Action Hints: Semantic Typicality and Context Uniqueness for Generalizable Skeleton-based Video Anomaly Detection
- URL: http://arxiv.org/abs/2509.11058v1
- Date: Sun, 14 Sep 2025 02:51:32 GMT
- Title: Action Hints: Semantic Typicality and Context Uniqueness for Generalizable Skeleton-based Video Anomaly Detection
- Authors: Canhui Tang, Sanping Zhou, Haoyue Shi, Le Wang,
- Abstract summary: We propose a novel zero-shot video anomaly detection framework, unlocking the potential of skeleton data via action typicality and uniqueness learning.<n>Our method achieves state-of-the-art results against skeleton-based methods on four large-scale VAD datasets.

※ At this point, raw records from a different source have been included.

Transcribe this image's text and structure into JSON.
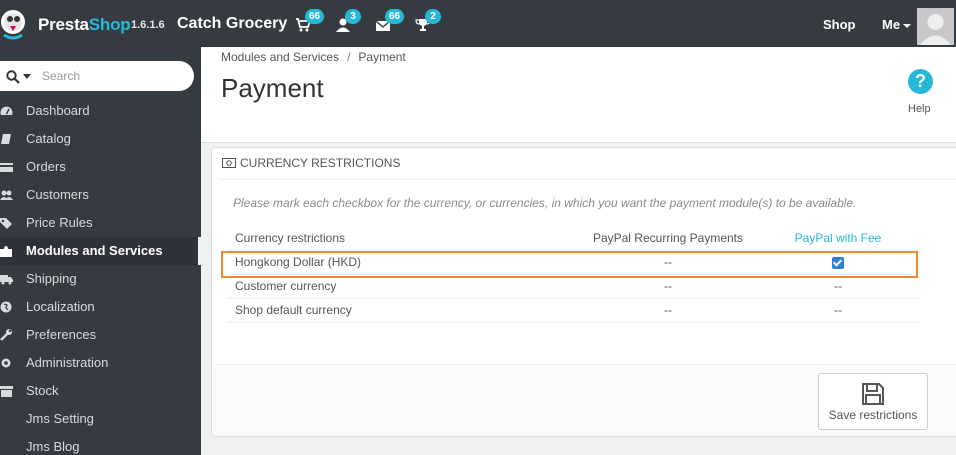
{
  "topbar": {
    "brand_presta": "Presta",
    "brand_shop": "Shop",
    "version": "1.6.1.6",
    "store_name": "Catch Grocery",
    "notifications": [
      {
        "icon": "cart-icon",
        "count": "66"
      },
      {
        "icon": "user-icon",
        "count": "3"
      },
      {
        "icon": "envelope-icon",
        "count": "66"
      },
      {
        "icon": "trophy-icon",
        "count": "2"
      }
    ],
    "shop_link": "Shop",
    "me_link": "Me"
  },
  "sidebar": {
    "search_placeholder": "Search",
    "items": [
      {
        "label": "Dashboard",
        "icon": "dashboard-icon"
      },
      {
        "label": "Catalog",
        "icon": "book-icon"
      },
      {
        "label": "Orders",
        "icon": "credit-card-icon"
      },
      {
        "label": "Customers",
        "icon": "users-icon"
      },
      {
        "label": "Price Rules",
        "icon": "tags-icon"
      },
      {
        "label": "Modules and Services",
        "icon": "puzzle-icon",
        "active": true
      },
      {
        "label": "Shipping",
        "icon": "truck-icon"
      },
      {
        "label": "Localization",
        "icon": "globe-icon"
      },
      {
        "label": "Preferences",
        "icon": "wrench-icon"
      },
      {
        "label": "Administration",
        "icon": "cogs-icon"
      },
      {
        "label": "Stock",
        "icon": "archive-icon"
      },
      {
        "label": "Jms Setting",
        "icon": ""
      },
      {
        "label": "Jms Blog",
        "icon": ""
      }
    ]
  },
  "header": {
    "breadcrumb": [
      "Modules and Services",
      "Payment"
    ],
    "breadcrumb_sep": "/",
    "title": "Payment",
    "help_label": "Help",
    "help_icon": "?"
  },
  "panel": {
    "title": "CURRENCY RESTRICTIONS",
    "help_text": "Please mark each checkbox for the currency, or currencies, in which you want the payment module(s) to be available.",
    "columns": [
      "Currency restrictions",
      "PayPal Recurring Payments",
      "PayPal with Fee"
    ],
    "rows": [
      {
        "name": "Hongkong Dollar (HKD)",
        "col2": "--",
        "col3_checked": true
      },
      {
        "name": "Customer currency",
        "col2": "--",
        "col3": "--"
      },
      {
        "name": "Shop default currency",
        "col2": "--",
        "col3": "--"
      }
    ],
    "save_label": "Save restrictions"
  },
  "colors": {
    "topbar": "#363a41",
    "accent": "#25b9d7",
    "highlight": "#ef8b2c",
    "checkbox": "#2f7fd8"
  }
}
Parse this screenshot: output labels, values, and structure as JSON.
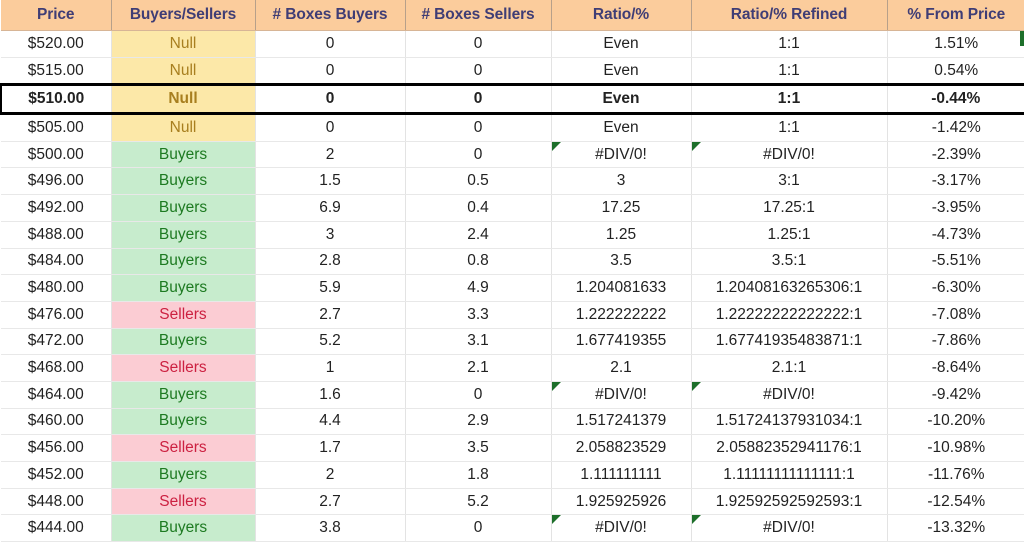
{
  "table": {
    "columns": [
      {
        "key": "price",
        "label": "Price"
      },
      {
        "key": "bs",
        "label": "Buyers/Sellers"
      },
      {
        "key": "bb",
        "label": "# Boxes Buyers"
      },
      {
        "key": "sb",
        "label": "# Boxes Sellers"
      },
      {
        "key": "ratio",
        "label": "Ratio/%"
      },
      {
        "key": "refined",
        "label": "Ratio/% Refined"
      },
      {
        "key": "pct",
        "label": "% From Price"
      }
    ],
    "header_bg": "#fbcc9c",
    "header_fg": "#3f3d75",
    "null_bg": "#fce8a8",
    "null_fg": "#a87f1f",
    "buyers_bg": "#c7eccd",
    "buyers_fg": "#1d7a21",
    "sellers_bg": "#fbccd3",
    "sellers_fg": "#cc2141",
    "error_flag_color": "#1d6f2a",
    "rows": [
      {
        "price": "$520.00",
        "bs": "Null",
        "cat": "null",
        "bb": "0",
        "sb": "0",
        "ratio": "Even",
        "ratio_err": false,
        "refined": "1:1",
        "refined_err": false,
        "pct": "1.51%",
        "highlight": false
      },
      {
        "price": "$515.00",
        "bs": "Null",
        "cat": "null",
        "bb": "0",
        "sb": "0",
        "ratio": "Even",
        "ratio_err": false,
        "refined": "1:1",
        "refined_err": false,
        "pct": "0.54%",
        "highlight": false
      },
      {
        "price": "$510.00",
        "bs": "Null",
        "cat": "null",
        "bb": "0",
        "sb": "0",
        "ratio": "Even",
        "ratio_err": false,
        "refined": "1:1",
        "refined_err": false,
        "pct": "-0.44%",
        "highlight": true
      },
      {
        "price": "$505.00",
        "bs": "Null",
        "cat": "null",
        "bb": "0",
        "sb": "0",
        "ratio": "Even",
        "ratio_err": false,
        "refined": "1:1",
        "refined_err": false,
        "pct": "-1.42%",
        "highlight": false
      },
      {
        "price": "$500.00",
        "bs": "Buyers",
        "cat": "buyers",
        "bb": "2",
        "sb": "0",
        "ratio": "#DIV/0!",
        "ratio_err": true,
        "refined": "#DIV/0!",
        "refined_err": true,
        "pct": "-2.39%",
        "highlight": false
      },
      {
        "price": "$496.00",
        "bs": "Buyers",
        "cat": "buyers",
        "bb": "1.5",
        "sb": "0.5",
        "ratio": "3",
        "ratio_err": false,
        "refined": "3:1",
        "refined_err": false,
        "pct": "-3.17%",
        "highlight": false
      },
      {
        "price": "$492.00",
        "bs": "Buyers",
        "cat": "buyers",
        "bb": "6.9",
        "sb": "0.4",
        "ratio": "17.25",
        "ratio_err": false,
        "refined": "17.25:1",
        "refined_err": false,
        "pct": "-3.95%",
        "highlight": false
      },
      {
        "price": "$488.00",
        "bs": "Buyers",
        "cat": "buyers",
        "bb": "3",
        "sb": "2.4",
        "ratio": "1.25",
        "ratio_err": false,
        "refined": "1.25:1",
        "refined_err": false,
        "pct": "-4.73%",
        "highlight": false
      },
      {
        "price": "$484.00",
        "bs": "Buyers",
        "cat": "buyers",
        "bb": "2.8",
        "sb": "0.8",
        "ratio": "3.5",
        "ratio_err": false,
        "refined": "3.5:1",
        "refined_err": false,
        "pct": "-5.51%",
        "highlight": false
      },
      {
        "price": "$480.00",
        "bs": "Buyers",
        "cat": "buyers",
        "bb": "5.9",
        "sb": "4.9",
        "ratio": "1.204081633",
        "ratio_err": false,
        "refined": "1.20408163265306:1",
        "refined_err": false,
        "pct": "-6.30%",
        "highlight": false
      },
      {
        "price": "$476.00",
        "bs": "Sellers",
        "cat": "sellers",
        "bb": "2.7",
        "sb": "3.3",
        "ratio": "1.222222222",
        "ratio_err": false,
        "refined": "1.22222222222222:1",
        "refined_err": false,
        "pct": "-7.08%",
        "highlight": false
      },
      {
        "price": "$472.00",
        "bs": "Buyers",
        "cat": "buyers",
        "bb": "5.2",
        "sb": "3.1",
        "ratio": "1.677419355",
        "ratio_err": false,
        "refined": "1.67741935483871:1",
        "refined_err": false,
        "pct": "-7.86%",
        "highlight": false
      },
      {
        "price": "$468.00",
        "bs": "Sellers",
        "cat": "sellers",
        "bb": "1",
        "sb": "2.1",
        "ratio": "2.1",
        "ratio_err": false,
        "refined": "2.1:1",
        "refined_err": false,
        "pct": "-8.64%",
        "highlight": false
      },
      {
        "price": "$464.00",
        "bs": "Buyers",
        "cat": "buyers",
        "bb": "1.6",
        "sb": "0",
        "ratio": "#DIV/0!",
        "ratio_err": true,
        "refined": "#DIV/0!",
        "refined_err": true,
        "pct": "-9.42%",
        "highlight": false
      },
      {
        "price": "$460.00",
        "bs": "Buyers",
        "cat": "buyers",
        "bb": "4.4",
        "sb": "2.9",
        "ratio": "1.517241379",
        "ratio_err": false,
        "refined": "1.51724137931034:1",
        "refined_err": false,
        "pct": "-10.20%",
        "highlight": false
      },
      {
        "price": "$456.00",
        "bs": "Sellers",
        "cat": "sellers",
        "bb": "1.7",
        "sb": "3.5",
        "ratio": "2.058823529",
        "ratio_err": false,
        "refined": "2.05882352941176:1",
        "refined_err": false,
        "pct": "-10.98%",
        "highlight": false
      },
      {
        "price": "$452.00",
        "bs": "Buyers",
        "cat": "buyers",
        "bb": "2",
        "sb": "1.8",
        "ratio": "1.111111111",
        "ratio_err": false,
        "refined": "1.11111111111111:1",
        "refined_err": false,
        "pct": "-11.76%",
        "highlight": false
      },
      {
        "price": "$448.00",
        "bs": "Sellers",
        "cat": "sellers",
        "bb": "2.7",
        "sb": "5.2",
        "ratio": "1.925925926",
        "ratio_err": false,
        "refined": "1.92592592592593:1",
        "refined_err": false,
        "pct": "-12.54%",
        "highlight": false
      },
      {
        "price": "$444.00",
        "bs": "Buyers",
        "cat": "buyers",
        "bb": "3.8",
        "sb": "0",
        "ratio": "#DIV/0!",
        "ratio_err": true,
        "refined": "#DIV/0!",
        "refined_err": true,
        "pct": "-13.32%",
        "highlight": false
      }
    ]
  }
}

- Score: 39.65895515365808
- License: http://creativecommons.org/licenses/by/4.0/
- Abstract: Zero-Shot Video Anomaly Detection (ZS-VAD) requires temporally localizing anomalies without target domain training data, which is a crucial task due to various practical concerns, e.g., data privacy or new surveillance deployments. Skeleton-based approach has inherent generalizable advantages in achieving ZS-VAD as it eliminates domain disparities both in background and human appearance. However, existing methods only learn low-level skeleton representation and rely on the domain-limited normality boundary, which cannot generalize well to new scenes with different normal and abnormal behavior patterns. In this paper, we propose a novel zero-shot video anomaly detection framework, unlocking the potential of skeleton data via action typicality and uniqueness learning. Firstly, we introduce a language-guided semantic typicality modeling module that projects skeleton snippets into action semantic space and distills LLM's knowledge of typical normal and abnormal behaviors during training. Secondly, we propose a test-time context uniqueness analysis module to finely analyze the spatio-temporal differences between skeleton snippets and then derive scene-adaptive boundaries. Without using any training samples from the target domain, our method achieves state-of-the-art results against skeleton-based methods on four large-scale VAD datasets: ShanghaiTech, UBnormal, NWPU, and UCF-Crime, featuring over 100 unseen surveillance scenes.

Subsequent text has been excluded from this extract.